ANALYSE  RÉFÉRENTIELLE
ET  ARCHÉOLOGIQUE


Auteurs Méthode Textes
Plan Nouveautés Index Liens Aide





Ennio Floris


Jésus le charpentier





Le défi des pharisiens et la crise galiléenne :
Jésus dans le désert


Sommaire

Du fils naturel au fils de Dieu

La Métanoïa

Le défi et la crise
Introduction
Jésus en Galilée
Jésus dans le désert
- Du baptême au désert
- Analyse référentielle
- En-deçà de la folie
  . Introduction
  . Tableau synoptique
  . À Nazareth
  . L’homme du rejet
- Dénouement de la crise

La bonne nouvelle




. . . . . . . . - o 0 o - . . . . . . . .

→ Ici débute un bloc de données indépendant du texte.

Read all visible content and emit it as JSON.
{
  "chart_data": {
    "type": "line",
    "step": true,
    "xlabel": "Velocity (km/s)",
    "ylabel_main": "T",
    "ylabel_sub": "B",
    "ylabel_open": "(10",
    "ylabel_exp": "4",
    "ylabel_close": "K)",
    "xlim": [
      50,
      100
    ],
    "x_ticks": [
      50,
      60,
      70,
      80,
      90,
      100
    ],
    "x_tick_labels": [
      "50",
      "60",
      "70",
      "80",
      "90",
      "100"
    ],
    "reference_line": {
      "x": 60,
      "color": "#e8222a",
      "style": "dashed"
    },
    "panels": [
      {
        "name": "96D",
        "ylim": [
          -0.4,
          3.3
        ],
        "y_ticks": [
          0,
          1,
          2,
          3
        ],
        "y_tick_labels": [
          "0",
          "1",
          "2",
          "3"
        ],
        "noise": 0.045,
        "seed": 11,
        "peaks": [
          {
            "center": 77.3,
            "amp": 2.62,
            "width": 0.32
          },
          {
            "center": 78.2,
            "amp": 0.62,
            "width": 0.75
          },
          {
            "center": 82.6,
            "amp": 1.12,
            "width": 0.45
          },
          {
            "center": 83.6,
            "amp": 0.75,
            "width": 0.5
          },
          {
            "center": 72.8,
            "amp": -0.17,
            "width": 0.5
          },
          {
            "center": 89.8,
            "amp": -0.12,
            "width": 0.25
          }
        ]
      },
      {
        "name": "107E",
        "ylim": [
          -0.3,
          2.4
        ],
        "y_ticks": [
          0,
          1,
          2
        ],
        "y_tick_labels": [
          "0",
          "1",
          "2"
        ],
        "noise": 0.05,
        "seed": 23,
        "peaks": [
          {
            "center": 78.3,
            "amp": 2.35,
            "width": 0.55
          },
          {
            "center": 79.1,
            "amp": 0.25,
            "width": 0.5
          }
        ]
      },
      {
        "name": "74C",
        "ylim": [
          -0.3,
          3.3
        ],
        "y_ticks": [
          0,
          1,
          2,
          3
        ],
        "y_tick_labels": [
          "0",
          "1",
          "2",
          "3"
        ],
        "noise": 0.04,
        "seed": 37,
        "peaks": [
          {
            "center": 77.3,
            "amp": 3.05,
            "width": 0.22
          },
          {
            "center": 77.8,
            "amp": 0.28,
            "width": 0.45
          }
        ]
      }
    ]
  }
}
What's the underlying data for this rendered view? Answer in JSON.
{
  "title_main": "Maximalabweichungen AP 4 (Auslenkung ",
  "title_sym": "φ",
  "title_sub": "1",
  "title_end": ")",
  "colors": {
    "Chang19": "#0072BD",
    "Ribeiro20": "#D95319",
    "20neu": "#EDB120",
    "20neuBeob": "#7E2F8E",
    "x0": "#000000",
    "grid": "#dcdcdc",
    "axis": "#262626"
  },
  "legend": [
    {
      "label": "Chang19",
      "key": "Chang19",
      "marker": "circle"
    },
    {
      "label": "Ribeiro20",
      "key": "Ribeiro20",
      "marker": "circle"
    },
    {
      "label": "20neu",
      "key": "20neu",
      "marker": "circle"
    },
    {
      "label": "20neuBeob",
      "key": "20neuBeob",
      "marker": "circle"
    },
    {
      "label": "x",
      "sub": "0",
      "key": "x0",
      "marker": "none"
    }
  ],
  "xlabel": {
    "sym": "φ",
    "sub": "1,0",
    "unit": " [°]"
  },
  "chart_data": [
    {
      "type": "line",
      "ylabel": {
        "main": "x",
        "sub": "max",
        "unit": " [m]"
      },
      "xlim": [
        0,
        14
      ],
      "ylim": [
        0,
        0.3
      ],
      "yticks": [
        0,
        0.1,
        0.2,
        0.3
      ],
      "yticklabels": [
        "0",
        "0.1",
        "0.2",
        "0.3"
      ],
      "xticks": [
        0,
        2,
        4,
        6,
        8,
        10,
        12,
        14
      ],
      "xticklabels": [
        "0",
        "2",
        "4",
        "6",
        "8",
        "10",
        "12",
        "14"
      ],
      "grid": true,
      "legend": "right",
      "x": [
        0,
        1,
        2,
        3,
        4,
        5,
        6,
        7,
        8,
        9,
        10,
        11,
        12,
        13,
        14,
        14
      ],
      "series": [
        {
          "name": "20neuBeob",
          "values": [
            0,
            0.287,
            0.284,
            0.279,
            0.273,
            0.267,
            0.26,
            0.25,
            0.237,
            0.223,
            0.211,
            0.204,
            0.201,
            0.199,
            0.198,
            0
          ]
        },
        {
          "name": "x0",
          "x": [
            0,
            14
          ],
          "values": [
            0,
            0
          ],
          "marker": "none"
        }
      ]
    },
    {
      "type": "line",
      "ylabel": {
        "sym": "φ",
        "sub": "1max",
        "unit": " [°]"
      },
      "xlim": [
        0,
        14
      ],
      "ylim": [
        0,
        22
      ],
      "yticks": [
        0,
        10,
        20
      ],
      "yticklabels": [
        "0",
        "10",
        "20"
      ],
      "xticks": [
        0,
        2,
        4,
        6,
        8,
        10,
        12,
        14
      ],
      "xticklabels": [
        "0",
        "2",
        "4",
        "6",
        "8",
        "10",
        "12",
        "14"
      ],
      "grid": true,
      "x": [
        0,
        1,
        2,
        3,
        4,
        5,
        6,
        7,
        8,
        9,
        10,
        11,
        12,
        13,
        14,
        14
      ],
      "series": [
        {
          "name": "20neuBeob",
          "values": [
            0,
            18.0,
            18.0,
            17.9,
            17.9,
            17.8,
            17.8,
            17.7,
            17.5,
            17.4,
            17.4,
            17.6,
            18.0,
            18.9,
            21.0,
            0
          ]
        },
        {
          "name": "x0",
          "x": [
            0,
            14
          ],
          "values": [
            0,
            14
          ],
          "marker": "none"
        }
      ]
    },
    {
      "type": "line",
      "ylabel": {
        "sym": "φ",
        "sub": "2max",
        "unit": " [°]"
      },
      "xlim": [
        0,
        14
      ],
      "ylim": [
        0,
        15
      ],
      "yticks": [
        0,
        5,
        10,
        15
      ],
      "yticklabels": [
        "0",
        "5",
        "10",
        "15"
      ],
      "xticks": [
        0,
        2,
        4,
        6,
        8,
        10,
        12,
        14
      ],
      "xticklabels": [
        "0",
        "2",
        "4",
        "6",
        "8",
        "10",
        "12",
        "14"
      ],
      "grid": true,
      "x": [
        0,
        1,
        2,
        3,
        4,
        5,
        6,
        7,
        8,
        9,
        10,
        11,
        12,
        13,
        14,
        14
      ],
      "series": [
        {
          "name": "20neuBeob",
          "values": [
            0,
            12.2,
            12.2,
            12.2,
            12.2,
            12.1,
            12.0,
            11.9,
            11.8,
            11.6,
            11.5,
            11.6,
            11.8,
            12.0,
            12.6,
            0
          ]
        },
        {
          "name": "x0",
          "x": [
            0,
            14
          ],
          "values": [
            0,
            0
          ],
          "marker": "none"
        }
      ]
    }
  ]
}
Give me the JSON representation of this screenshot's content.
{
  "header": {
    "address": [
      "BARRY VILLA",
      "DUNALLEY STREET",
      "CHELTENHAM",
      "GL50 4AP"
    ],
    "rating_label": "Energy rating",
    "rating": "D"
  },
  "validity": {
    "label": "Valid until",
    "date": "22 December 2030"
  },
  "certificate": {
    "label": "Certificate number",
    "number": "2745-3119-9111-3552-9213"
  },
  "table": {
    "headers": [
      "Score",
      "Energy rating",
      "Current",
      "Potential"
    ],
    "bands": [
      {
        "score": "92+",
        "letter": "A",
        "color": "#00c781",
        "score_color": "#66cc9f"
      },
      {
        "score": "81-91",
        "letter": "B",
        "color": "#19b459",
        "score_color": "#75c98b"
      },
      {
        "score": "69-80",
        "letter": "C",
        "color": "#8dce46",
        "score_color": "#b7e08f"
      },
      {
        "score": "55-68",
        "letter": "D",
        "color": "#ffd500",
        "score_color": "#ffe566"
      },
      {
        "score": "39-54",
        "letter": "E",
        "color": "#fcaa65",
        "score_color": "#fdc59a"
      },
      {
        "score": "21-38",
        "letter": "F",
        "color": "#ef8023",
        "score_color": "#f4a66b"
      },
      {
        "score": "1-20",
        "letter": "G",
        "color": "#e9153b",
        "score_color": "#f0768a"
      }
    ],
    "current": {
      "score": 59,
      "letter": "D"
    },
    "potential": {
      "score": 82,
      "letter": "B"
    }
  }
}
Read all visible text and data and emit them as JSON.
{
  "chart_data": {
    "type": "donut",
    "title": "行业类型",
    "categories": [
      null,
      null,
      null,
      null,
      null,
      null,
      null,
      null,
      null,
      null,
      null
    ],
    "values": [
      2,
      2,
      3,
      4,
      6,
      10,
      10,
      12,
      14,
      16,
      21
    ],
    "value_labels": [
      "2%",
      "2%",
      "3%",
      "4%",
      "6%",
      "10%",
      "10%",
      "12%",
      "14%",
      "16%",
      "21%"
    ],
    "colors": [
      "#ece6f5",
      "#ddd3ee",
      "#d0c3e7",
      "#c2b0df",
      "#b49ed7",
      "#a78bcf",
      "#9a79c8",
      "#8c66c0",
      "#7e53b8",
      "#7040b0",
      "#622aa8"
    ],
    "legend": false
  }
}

En-deçà de la folie et de la christologie :
Jésus, l’homme du rejet




   Nous parvenons ici à l’événement le plus impor­tant de la vie de Jésus, puisqu’il était déterminant de son moi. Jésus fut l’homme du rejet. Chassé dès le sein de sa mère, lorsque celle-ci était en fuite, il l’a aussi été par sa famille et par ses compatriotes, par les synagogues et les villes qui lui fermaient leurs portes, par les pharisiens et ses propres disciples, par Dieu son père. Sa crise donc, qui le mène au désert, trouve ses origines dans les conséquences psychi­ques, sociales et spirituelles de sa condition d’hom­me bâtard. Elle ne se laisse pas comprendre dans la conscience du fils d’Abraham mais dans le complexe d’Ismaël.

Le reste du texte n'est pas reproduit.